Sei il giocatore con più presenze (35) tra campionato e Coppa Italia, il terzo (dopo Vazquez e Delprato) per minuti giocati nel totale (2.437’). Ti aspettavi un ruolo così di primo piano?
«Ho sempre fiducia in me stesso. Ma io veramente sono venuto qua per aiutare. Sapevo che c’erano grandissimi giocatori: io ero venuto qua per dare un piccolo aiuto, diciamo così. Sono contento per i minuti che ho, ma mi fido di me stesso».
In campo Estévez è l’«animo equilibrato» della squadra: determinato, mai sopra le righe, calmo. E fuori dal campo?

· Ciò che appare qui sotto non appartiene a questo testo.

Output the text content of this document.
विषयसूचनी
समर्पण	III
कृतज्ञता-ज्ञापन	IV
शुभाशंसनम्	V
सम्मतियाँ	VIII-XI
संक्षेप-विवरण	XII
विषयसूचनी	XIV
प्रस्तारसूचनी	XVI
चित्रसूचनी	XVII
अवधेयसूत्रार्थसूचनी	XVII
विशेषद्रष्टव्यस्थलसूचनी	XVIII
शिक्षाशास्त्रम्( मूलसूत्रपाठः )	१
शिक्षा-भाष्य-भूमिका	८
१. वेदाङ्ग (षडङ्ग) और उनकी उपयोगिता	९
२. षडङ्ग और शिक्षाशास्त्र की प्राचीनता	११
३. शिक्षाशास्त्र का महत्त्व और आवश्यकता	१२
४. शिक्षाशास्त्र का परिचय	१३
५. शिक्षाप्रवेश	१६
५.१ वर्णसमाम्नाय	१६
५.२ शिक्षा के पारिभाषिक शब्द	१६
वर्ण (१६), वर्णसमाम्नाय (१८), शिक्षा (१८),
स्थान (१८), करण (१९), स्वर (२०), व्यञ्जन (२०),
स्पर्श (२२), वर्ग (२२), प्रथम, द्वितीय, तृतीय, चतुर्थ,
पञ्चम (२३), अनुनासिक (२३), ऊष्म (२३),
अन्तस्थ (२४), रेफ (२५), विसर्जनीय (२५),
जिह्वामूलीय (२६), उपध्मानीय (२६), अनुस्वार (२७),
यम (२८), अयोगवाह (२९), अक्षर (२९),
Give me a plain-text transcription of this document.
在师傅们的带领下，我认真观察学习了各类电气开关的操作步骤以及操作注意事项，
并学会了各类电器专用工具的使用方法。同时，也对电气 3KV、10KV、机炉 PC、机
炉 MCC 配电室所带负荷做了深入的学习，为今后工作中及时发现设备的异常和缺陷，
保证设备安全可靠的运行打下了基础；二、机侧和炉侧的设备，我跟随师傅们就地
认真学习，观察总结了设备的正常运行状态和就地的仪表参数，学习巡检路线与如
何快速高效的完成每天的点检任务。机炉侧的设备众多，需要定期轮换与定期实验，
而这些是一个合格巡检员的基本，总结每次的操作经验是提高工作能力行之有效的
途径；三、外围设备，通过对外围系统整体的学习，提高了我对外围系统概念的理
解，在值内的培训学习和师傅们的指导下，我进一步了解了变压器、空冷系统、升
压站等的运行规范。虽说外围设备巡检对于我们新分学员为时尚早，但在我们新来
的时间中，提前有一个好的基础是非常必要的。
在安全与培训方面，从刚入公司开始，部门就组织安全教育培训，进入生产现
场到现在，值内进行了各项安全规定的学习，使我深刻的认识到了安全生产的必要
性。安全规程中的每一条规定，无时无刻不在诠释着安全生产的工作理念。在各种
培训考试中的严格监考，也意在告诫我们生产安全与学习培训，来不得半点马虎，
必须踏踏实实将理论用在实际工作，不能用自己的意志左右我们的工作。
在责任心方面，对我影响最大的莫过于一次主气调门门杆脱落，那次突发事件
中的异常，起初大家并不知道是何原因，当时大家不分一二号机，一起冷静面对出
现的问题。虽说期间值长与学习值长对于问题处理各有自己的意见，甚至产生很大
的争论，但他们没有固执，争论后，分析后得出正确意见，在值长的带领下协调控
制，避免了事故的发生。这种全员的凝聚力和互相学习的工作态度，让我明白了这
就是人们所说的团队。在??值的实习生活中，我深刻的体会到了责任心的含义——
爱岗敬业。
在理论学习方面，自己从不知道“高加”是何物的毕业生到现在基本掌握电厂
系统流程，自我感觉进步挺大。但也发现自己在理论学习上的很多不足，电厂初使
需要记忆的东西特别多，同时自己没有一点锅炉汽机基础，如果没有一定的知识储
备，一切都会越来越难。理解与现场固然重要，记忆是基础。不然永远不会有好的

«Anche fuori dal campo sono una persona tranquilla. Penso che parlo più in campo che fuori (ride, ndr). Fuori non parlo tanto. Sono una persona tranquilla, mi piace la serenità. Non ho una personalità “esaltata”. Faccio un po’ di meditazione, l’ho imparato con il mio psicologo, Marcelo Bivort: con lui ho cominciato da 3-4 anni, ha cambiato tanto la mia carriera. Mi ha aiutato tanto. Cerco la serenità fuori dal campo».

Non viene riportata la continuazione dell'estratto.